Immobilier : le prélèvement à la source va-t-il diminuer votre capacité d’emprunt ?

L’annonce, début septembre, du maintien du prélèvement à la source a suscité de nombreuses inquiétudes auprès des futurs acquéreurs de biens immobiliers. Mais sont-elles justifiées ? Éléments de réponse.

La crainte de voir son pouvoir d’achat en immobilier baisser en même temps que son salaire est cependant légitime. Crédit Istock

C’est officiel, à compter de janvier 2019, l’impôt sur le revenu sera bel et bien prélevé par l’employeur directement sur la fiche de paie de ses salariés. Cette annonce a suscité une série de craintes, notamment chez les futurs acquéreurs de biens immobiliers. Ces derniers redoutent de voir leur capacité d’emprunt diminuer. A première vue, le salaire que vous toucherez à partir de janvier 2019 sera effectivement réduit, et pourtant, vous n’en deviendrez pas moins riche !

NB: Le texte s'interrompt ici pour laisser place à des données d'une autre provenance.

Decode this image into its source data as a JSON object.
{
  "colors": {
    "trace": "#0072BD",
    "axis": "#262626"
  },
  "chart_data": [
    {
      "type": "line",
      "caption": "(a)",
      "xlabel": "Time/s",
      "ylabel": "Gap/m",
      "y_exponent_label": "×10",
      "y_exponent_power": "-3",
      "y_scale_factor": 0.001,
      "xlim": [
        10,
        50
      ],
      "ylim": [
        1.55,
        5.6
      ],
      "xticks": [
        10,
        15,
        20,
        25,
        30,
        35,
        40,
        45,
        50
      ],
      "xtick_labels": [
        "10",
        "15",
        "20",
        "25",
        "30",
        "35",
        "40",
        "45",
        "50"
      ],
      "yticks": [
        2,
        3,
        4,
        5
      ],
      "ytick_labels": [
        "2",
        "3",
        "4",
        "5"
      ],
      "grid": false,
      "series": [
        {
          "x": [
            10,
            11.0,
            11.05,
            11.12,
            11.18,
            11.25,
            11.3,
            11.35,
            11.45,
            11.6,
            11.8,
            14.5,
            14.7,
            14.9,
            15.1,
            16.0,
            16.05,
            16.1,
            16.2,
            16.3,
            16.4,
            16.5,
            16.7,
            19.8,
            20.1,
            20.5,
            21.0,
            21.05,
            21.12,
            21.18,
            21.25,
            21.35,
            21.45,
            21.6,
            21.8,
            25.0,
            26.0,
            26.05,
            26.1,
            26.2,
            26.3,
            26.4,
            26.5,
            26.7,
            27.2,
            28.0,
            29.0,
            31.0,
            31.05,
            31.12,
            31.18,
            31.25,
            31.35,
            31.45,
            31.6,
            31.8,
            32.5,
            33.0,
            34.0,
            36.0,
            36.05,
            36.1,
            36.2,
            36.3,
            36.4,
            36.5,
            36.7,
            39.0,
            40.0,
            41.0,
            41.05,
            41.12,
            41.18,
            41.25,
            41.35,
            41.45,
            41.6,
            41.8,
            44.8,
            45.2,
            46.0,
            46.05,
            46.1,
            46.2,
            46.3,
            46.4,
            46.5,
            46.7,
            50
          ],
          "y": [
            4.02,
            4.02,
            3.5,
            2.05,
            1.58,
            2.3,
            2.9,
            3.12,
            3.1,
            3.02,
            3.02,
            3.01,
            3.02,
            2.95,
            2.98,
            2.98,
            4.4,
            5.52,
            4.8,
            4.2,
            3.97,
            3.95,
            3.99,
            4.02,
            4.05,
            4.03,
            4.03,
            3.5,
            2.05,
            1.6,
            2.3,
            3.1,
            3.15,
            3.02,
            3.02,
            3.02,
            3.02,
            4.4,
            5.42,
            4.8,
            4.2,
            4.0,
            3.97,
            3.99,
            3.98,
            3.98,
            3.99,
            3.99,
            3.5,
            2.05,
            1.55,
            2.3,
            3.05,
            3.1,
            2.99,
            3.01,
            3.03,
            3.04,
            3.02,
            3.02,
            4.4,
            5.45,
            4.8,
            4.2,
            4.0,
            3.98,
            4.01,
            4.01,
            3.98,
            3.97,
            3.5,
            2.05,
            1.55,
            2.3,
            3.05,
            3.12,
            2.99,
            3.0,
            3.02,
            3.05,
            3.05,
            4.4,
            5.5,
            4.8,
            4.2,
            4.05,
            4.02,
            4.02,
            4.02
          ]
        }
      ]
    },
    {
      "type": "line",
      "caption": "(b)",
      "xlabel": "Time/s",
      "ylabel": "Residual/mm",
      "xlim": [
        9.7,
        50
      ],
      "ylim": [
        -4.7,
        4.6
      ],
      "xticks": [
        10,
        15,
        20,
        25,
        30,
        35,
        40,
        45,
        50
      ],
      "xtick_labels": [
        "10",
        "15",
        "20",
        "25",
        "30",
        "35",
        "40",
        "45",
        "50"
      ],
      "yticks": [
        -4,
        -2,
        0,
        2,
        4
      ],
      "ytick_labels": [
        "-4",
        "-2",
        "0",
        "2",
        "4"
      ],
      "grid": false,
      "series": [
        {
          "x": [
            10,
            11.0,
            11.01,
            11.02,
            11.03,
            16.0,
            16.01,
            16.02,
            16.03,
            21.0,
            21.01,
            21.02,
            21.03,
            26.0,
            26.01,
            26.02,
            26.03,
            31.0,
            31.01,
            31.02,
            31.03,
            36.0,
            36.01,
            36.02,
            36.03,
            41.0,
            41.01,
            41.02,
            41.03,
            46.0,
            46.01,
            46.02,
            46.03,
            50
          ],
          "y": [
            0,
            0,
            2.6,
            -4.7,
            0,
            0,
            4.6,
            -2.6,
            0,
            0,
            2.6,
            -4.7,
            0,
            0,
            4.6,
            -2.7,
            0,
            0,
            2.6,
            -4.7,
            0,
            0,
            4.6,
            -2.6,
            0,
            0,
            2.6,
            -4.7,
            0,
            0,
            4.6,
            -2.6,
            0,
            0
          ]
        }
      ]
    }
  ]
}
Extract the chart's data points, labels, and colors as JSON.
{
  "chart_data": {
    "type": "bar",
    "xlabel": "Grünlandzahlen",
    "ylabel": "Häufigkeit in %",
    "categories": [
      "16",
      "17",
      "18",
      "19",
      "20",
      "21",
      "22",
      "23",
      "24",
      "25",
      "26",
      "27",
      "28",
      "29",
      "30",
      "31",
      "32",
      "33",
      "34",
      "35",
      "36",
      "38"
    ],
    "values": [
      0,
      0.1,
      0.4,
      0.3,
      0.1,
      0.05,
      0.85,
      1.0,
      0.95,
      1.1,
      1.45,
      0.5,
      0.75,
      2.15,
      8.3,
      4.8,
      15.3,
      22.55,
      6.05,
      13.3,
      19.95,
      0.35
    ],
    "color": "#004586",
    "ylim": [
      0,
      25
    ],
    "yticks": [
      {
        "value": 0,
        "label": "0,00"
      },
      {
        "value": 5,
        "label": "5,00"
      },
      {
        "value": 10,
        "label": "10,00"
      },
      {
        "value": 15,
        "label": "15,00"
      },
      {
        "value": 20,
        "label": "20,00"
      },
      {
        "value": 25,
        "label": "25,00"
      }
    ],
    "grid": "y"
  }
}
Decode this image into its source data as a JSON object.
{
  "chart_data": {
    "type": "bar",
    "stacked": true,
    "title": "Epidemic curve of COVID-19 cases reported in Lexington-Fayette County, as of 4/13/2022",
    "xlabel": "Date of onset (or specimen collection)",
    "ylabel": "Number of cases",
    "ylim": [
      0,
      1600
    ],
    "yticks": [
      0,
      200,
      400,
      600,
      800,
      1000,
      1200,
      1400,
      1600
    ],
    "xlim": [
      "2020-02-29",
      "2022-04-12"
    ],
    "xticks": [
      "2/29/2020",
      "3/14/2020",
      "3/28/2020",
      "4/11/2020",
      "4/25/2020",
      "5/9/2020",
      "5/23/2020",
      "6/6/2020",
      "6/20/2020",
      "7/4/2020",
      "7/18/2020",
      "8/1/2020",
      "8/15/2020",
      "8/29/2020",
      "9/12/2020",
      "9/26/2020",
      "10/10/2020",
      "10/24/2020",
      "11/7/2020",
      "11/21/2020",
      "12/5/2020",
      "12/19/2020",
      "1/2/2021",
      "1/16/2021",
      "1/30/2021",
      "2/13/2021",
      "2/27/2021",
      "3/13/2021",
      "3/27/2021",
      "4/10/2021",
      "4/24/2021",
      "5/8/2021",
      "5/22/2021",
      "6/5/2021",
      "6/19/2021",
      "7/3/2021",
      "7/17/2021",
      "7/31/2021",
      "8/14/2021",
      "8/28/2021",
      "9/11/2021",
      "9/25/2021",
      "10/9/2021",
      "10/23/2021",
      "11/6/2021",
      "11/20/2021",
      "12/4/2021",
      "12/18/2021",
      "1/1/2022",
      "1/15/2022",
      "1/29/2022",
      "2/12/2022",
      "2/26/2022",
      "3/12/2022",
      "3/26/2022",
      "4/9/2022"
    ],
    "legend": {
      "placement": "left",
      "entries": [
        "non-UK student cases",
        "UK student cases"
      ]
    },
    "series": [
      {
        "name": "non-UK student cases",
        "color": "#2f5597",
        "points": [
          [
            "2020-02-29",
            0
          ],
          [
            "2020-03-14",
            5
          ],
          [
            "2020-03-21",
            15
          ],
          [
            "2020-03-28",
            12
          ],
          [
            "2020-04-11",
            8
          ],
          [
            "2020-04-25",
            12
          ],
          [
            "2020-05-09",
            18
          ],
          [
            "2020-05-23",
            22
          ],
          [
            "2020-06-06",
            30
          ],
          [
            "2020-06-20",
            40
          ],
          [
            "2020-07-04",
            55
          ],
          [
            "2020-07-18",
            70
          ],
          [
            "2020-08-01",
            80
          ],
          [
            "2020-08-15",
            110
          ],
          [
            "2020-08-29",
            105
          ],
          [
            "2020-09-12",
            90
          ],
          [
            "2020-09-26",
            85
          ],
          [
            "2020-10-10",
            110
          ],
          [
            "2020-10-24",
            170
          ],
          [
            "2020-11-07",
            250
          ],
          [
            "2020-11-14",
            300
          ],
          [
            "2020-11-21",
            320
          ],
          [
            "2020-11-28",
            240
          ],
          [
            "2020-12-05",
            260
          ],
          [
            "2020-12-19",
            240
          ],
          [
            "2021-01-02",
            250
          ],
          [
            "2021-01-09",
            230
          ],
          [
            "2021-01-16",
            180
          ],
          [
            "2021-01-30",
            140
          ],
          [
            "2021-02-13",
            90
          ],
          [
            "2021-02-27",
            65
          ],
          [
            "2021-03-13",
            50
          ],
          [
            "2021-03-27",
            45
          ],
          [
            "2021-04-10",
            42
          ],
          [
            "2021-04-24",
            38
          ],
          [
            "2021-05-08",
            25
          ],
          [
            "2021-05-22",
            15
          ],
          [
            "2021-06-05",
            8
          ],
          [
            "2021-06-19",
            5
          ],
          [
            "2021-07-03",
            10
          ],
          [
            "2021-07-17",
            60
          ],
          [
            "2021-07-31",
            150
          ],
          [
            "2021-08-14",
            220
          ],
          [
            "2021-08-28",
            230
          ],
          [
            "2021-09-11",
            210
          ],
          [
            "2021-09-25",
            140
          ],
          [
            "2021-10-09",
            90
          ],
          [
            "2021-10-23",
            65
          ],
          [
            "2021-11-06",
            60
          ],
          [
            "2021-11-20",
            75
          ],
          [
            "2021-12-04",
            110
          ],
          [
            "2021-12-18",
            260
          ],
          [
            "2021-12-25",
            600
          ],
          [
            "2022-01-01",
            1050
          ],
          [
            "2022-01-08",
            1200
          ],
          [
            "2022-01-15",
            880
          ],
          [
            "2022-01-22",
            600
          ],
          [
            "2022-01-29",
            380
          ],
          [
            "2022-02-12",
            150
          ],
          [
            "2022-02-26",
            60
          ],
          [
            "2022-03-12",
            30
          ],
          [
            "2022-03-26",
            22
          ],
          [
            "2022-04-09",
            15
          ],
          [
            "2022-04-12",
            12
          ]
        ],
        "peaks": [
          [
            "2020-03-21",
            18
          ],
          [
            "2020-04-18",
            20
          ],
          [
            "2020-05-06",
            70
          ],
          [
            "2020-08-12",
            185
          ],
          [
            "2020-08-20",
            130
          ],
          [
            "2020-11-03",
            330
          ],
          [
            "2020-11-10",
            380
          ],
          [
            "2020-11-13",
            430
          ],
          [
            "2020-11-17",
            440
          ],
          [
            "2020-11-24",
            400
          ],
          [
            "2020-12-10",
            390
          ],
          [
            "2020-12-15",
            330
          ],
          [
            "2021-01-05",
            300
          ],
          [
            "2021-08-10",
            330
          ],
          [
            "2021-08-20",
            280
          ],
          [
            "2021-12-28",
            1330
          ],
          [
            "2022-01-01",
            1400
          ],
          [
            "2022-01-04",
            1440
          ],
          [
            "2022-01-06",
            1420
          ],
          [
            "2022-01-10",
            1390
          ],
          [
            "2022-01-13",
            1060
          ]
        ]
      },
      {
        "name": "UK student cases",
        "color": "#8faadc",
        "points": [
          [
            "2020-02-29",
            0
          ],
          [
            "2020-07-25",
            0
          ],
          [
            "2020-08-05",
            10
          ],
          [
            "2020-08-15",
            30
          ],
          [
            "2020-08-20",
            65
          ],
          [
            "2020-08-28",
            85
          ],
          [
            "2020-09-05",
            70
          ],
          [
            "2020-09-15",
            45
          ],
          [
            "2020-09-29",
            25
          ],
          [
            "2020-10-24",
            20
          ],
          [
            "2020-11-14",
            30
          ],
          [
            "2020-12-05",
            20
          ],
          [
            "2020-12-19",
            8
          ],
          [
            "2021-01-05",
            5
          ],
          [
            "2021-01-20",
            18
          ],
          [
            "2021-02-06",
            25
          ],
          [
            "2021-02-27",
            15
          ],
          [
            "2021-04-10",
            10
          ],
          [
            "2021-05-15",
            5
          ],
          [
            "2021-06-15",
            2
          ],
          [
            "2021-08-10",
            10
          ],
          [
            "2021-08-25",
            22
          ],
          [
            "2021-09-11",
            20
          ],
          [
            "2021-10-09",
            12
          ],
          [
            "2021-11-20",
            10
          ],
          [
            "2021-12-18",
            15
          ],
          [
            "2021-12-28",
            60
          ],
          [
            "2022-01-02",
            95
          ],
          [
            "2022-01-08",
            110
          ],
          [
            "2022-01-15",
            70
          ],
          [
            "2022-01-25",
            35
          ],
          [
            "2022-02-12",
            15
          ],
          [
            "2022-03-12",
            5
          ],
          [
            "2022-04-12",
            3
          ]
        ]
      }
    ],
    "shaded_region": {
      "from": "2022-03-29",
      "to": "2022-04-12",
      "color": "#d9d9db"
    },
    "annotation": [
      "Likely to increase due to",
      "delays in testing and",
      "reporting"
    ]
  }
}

La crainte de voir son pouvoir d’achat en immobilier baisser en même temps que son salaire est cependant légitime. Pour rappel, lorsque vous cherchez à obtenir un crédit immobilier, les établissements bancaires vous demandent vos trois dernières fiches de paie. Au regard du revenu net qui y est indiqué, ils établissent votre capacité à vous endetter. En théorie, votre taux d’endettement ne doit pas dépasser 33 % de votre revenu, seuil au-delà duquel le ménage peut se mettre en difficulté sur le plan financier. Si votre revenu baisse, le taux d’endettement devrait logiquement diminuer votre capacité d’emprunt. Mais rassurez-vous, il n’en sera rien.

Pas de changement de calcul du côté des banques

Interrogées à ce propos, les banques assurent en effet qu’elles continueront à utiliser, comme à ce jour, le montant des revenus nets imposables figurant toujours sur la feuille de paie des salariés. A partir du mois de janvier, un second montant sera effectivement indiqué, le « revenu net à payer après prélèvement de l’impôt ». Mais c’est bien l’ancien montant, à savoir le « revenu net à payer avant impôt » qui sera pris en compte dans le calcul de la capacité d’endettement, et non le nouveau. Pas d’inquiétude donc à avoir.

« L’impôt est déjà comptabilisé parmi les charges »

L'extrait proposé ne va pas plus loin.